I know the changes because my family was involved in politics before independence. I
remembered we were under Colonial rule. I went to school managed by sisters from
abroad.

I felt having this resentment deep inside me that everything we had to eat, was
imported just from abroad; tinned foods, toys. I felt a kind of a rebellion in the way we
were living. But life has changed. Today I think we have a better balance between our
own way of living and the West. I have gone through a lot of changes, good and bad.
We have lived with our back to the wall but I have never had the desire to leave the
country unless I was compelled to.

Political unheavals

Q: "Yukthi" (Justice) which came in 1991, is also a collection of short stories where you
have been influenced by political upheaval culminating in the signing of the now defunct
Indo-Sri Lanka Agreement. The main story is woven around navy officer who attacked
the visiting Indian Prime Minister Rajiv Gandhi. How do you view the entire episode and
subsequent events which changed the course of the country?

A: Yokthi which means justice is based on the story of the naval rating who was brave
enough to stand up for his principles when he aimed a blow at the visiting Prime
Minister of India, Rajiv Gandhi. To me he represented the feelings of a whole country
which, most politicians, are unaware of most of the time.

I viewed the episode of the naval rating's unfortunate act with great interest.

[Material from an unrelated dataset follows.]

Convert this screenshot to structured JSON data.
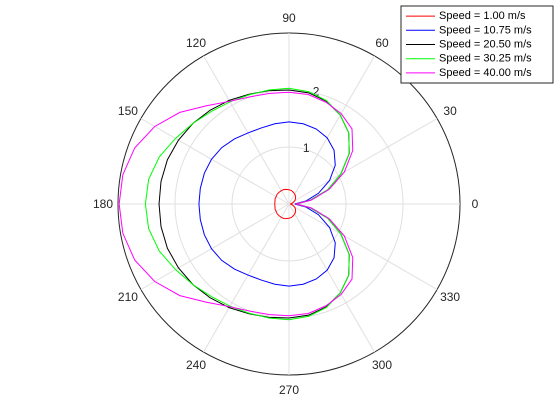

I followed
all the newspaper articles. I felt moved by his feelings as if I too felt myself his feeling
of injustice. He was a man who had fought against our enemy and almost sacrificed his
life. Suddenly there are some changes being introduced into the country.

Unlike most people in Colombo I felt I had a feeling of sympathy with this naval rating
who I felt had a reason to act in this manner.

That he must have felt injustice that after having fought for the country, here the
foreign intervention was being brought and it was insult for him to be a guard of honour
for the Prime Minister who had come to divide this country.

I wrote the story in the form of a court room where he is being judged. He was kind of
standing up for the country. That was the chief story in the book.

But later on, I came across newspaper cutting of his own story and I was amazed to
find it was very close to what I have imagined.